Едва успев лечь, все гости тотчас заснули, проспали, как убитые, десять часов сряду и встали бодрые, свежие, чувствуя себя так хорошо, как никогда не чувствовали на Земле. Электрический звонок призвал их к обеду. Была уже ночь, но в доме было светло, как днем; во всех коридорах, во всех комнатах разноцветные лучи, изливаясь из невидимых источников, распространяли яркое сияние. Большая зала вся тонула в волнах мягкого света: маленькие луны и звезды на потолке сверкали чудным блеском; посреди залы накрыт был стол.
Сервировка была великолепная, хотя несколько оригинальная. Но ни кушанья, ни вина не удовлетворили обитателей Земли: первые показались им слишком простыми, мало приправленными, вторые слишком слабыми. Разговора между гостями и хозяевами, конечно, быть не могло, так как на словах они не понимали друг друга. После каждого кушанья блюда, тарелки, ножи, вилки и т. д. исчезали как бы волшебством и заменялись другими. Счастливые жители Марса не знают удовольствия видеть слуг, торчащих у себя за стулом. Вместо лакеев служили машины и служили превосходно. Но угодливость машин вместо живых существ как-то странно действовала на непривычных к таким порядкам обитателей Земли; у них, как говорится, мороз подирал по коже; подобная сервировка была для них слишком нова.
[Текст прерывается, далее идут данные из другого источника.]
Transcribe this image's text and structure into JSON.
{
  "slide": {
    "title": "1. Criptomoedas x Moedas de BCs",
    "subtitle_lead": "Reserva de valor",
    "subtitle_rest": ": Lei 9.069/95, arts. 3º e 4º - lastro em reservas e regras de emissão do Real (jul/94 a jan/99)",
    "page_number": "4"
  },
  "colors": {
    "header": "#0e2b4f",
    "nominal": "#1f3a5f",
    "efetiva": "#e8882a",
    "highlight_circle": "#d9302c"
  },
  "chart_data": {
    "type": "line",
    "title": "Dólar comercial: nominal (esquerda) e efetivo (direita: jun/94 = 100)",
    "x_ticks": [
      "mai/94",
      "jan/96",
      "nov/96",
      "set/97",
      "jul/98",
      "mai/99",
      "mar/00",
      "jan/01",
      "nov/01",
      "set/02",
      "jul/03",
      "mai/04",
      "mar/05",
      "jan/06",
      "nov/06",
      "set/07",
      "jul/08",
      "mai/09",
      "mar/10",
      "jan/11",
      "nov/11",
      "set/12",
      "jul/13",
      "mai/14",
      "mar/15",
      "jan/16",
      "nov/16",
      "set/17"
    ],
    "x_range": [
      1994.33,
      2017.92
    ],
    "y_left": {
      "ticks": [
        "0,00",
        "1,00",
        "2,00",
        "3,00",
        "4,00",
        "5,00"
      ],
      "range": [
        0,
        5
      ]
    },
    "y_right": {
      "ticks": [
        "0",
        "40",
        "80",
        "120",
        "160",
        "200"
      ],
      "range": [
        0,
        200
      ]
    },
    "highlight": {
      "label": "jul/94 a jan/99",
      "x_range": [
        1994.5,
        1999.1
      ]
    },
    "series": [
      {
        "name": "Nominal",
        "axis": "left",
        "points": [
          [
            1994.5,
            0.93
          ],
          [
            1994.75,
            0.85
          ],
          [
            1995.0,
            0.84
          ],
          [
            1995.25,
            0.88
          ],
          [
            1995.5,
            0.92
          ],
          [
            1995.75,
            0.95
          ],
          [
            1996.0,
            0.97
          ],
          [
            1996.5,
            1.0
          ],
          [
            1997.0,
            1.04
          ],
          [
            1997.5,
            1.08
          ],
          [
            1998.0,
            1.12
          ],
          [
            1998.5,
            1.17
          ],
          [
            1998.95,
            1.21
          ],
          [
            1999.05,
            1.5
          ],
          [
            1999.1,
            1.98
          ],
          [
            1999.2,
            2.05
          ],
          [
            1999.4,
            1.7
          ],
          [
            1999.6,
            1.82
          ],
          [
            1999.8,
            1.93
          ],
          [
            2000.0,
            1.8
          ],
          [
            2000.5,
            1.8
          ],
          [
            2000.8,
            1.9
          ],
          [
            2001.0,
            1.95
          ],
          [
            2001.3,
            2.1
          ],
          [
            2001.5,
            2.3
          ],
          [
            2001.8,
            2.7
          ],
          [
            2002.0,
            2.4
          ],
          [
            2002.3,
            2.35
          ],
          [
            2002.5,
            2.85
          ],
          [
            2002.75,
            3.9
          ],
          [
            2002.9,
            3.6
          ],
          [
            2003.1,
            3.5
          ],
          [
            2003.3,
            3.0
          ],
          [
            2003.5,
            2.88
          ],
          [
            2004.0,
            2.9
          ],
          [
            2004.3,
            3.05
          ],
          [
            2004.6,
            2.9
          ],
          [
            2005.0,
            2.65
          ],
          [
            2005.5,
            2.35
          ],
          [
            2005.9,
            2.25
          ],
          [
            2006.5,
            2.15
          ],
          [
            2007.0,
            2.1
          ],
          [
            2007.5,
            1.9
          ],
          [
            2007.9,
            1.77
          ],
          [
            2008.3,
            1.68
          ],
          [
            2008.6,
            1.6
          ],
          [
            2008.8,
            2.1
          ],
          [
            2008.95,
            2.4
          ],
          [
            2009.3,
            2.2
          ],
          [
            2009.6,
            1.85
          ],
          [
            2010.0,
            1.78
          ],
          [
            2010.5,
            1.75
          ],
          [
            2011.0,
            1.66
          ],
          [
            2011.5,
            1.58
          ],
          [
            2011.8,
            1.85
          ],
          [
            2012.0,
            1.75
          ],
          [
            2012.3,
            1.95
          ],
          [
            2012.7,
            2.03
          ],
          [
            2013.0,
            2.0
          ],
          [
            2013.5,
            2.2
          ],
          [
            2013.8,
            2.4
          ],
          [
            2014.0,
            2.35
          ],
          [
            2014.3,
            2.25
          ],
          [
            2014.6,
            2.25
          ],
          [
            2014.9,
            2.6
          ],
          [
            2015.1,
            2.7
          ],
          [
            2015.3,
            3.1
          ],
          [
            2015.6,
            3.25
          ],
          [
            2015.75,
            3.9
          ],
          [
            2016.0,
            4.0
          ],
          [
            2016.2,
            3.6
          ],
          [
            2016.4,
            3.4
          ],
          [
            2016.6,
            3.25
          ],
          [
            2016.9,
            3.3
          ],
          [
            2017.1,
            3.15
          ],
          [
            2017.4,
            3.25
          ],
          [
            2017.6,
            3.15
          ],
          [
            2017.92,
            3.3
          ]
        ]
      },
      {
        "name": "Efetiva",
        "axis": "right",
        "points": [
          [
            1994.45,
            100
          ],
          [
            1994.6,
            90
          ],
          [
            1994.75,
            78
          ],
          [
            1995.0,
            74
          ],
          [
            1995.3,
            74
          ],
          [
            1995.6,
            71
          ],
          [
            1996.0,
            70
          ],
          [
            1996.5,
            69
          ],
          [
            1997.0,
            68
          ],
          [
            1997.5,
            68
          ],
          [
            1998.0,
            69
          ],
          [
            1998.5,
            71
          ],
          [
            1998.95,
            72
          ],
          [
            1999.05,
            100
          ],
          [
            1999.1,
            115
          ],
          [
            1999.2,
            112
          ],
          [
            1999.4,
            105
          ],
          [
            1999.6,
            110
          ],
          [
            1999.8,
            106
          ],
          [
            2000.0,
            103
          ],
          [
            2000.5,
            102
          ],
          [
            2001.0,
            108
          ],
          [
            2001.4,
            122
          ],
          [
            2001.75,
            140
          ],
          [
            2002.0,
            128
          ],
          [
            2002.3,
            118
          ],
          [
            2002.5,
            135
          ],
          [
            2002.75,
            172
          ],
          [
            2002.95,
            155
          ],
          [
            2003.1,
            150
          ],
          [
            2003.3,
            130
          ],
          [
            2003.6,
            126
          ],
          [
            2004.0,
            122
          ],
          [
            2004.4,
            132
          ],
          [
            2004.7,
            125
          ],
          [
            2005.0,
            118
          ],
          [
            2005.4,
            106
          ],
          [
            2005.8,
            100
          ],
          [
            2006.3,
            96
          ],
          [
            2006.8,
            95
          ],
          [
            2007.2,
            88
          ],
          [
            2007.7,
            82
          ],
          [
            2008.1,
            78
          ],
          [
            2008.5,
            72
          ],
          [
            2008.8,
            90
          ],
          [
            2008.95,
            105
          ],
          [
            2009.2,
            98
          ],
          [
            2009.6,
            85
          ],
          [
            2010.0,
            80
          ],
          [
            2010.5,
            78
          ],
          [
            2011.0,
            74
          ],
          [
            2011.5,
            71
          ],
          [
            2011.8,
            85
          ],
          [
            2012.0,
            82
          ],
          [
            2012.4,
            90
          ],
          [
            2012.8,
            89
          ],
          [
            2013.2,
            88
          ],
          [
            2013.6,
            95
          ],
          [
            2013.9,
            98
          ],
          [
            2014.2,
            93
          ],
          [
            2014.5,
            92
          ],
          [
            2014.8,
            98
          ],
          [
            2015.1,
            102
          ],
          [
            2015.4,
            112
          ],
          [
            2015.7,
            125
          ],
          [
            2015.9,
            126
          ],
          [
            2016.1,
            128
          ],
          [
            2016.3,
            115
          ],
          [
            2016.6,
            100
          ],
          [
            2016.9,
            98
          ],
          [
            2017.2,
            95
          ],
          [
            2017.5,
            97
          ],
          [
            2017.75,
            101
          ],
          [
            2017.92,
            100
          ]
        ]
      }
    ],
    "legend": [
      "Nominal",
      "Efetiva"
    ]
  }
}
Вежливый хозяин всячески старался, чтоб его гости остались довольны, но все-таки это был обед, так сказать трапеза, а не пир в том смысле, как это понимают на земле. И потому гости были рады, когда обед кончился, тем более, что им приходилось обедать молча: говорить с хозяином они не могли, а толковать между собою не решались, считая это невежливым. Как скоро встали из-за стола, все принадлежности обеда и самый стол исчезли бесследно. Тогда доктор Профундис обратился знаками к своим гостям с предложением устроить систему сообщений, что оказалось весьма не трудно. Младший Профундис, несмотря на свои почти детские годы, рисовал гораздо лучше Гревза, и оба предлагали, так сказать, карандашом вопросы, на которые давали таким же способом ответы. Кроме того, принималось во внимание выражение лица, интонация, жесты; таким образом разговор, если можно так выразиться, мало-помалу завязывался, и обе стороны начинали порядочно понимать друг друга. Конечно, число вопросов поневоле было ограничено; они могли вращаться только в таком районе: есть ли, например, на Земле или на Марсе то-то и то-то? Об отвлеченностях не могло быть и речи, но все-таки шаг вперед был сделан. Особенно интересовались гости узнать — есть ли в доме хозяйки и если есть, то почему они не показываются, но они не знали, как предложить этот вопрос. Наконец Блэк, особенно хлопотавший об этом, как большой ходок по женской части, придумал, что делать.
— Нарисуйте Дюрана и рядом с ним его последнюю любушку, — сказал он Гревзу, — и покажите ваш рисунок профессору, он наверное поймет, в чем дело; к тому же, мы постараемся пояснить ему вопрос знаками.
Гревз с радостью ухватился за эту мысль, и вскоре рисунок был готов. Гревз показал его Профундису; тот передал его сыну; оба взглянули друг на друга и разом воскликнули с улыбкой:
— А, Миньонета!
Показав знаками, что понимает желание гостей и готов его исполнить, профессор пригласил их следовать за ним в другую комнату. Эта комната была также очень велика и отлично меблирована. В ней стояло полукругом сорок или пятьдесят стульев, поднимаясь в несколько рядов одни над другими, как в театре. Но на том месте, где должна бы была быть сцена, была глухая белая стена, на которой видно было несколько кругов; возле каждого круга приделана была трубка, а над всеми кругами находился аппарат, какого не видал даже сам ученый Бернет. К чему служила эта машина — гости скоро увидели.
Подойдя к ней, профессор коснулся пружинки — и вдруг яркий свет, озарявший комнату, сменился мягким, нежным полусветом. Затем он подошел к одному из кругов, произнес несколько слов и, оборотясь к гостям, знаком попросил их внимательно следить, что будет. Они, конечно, не заставили себя просить в убеждении, что их ожидает какое-нибудь чудо, и, повинуясь знаку профессора, заняли места в первом ряду.
Вдруг посреди господствовавшей в зале тишины раздался сначала тихо, но постепенно усиливаясь, чей-то серебристый голосок, нежный и приятный, как шелест ветерка в листве. В голосе этом слышалось как-то вместе и серьезное, и веселое выражение. Никогда обитатели Земли не слыхали ничего подобного: он поразил их, как голос с неба, и, слушая его, им казалось, что они делаются сами чище, лучше, святее.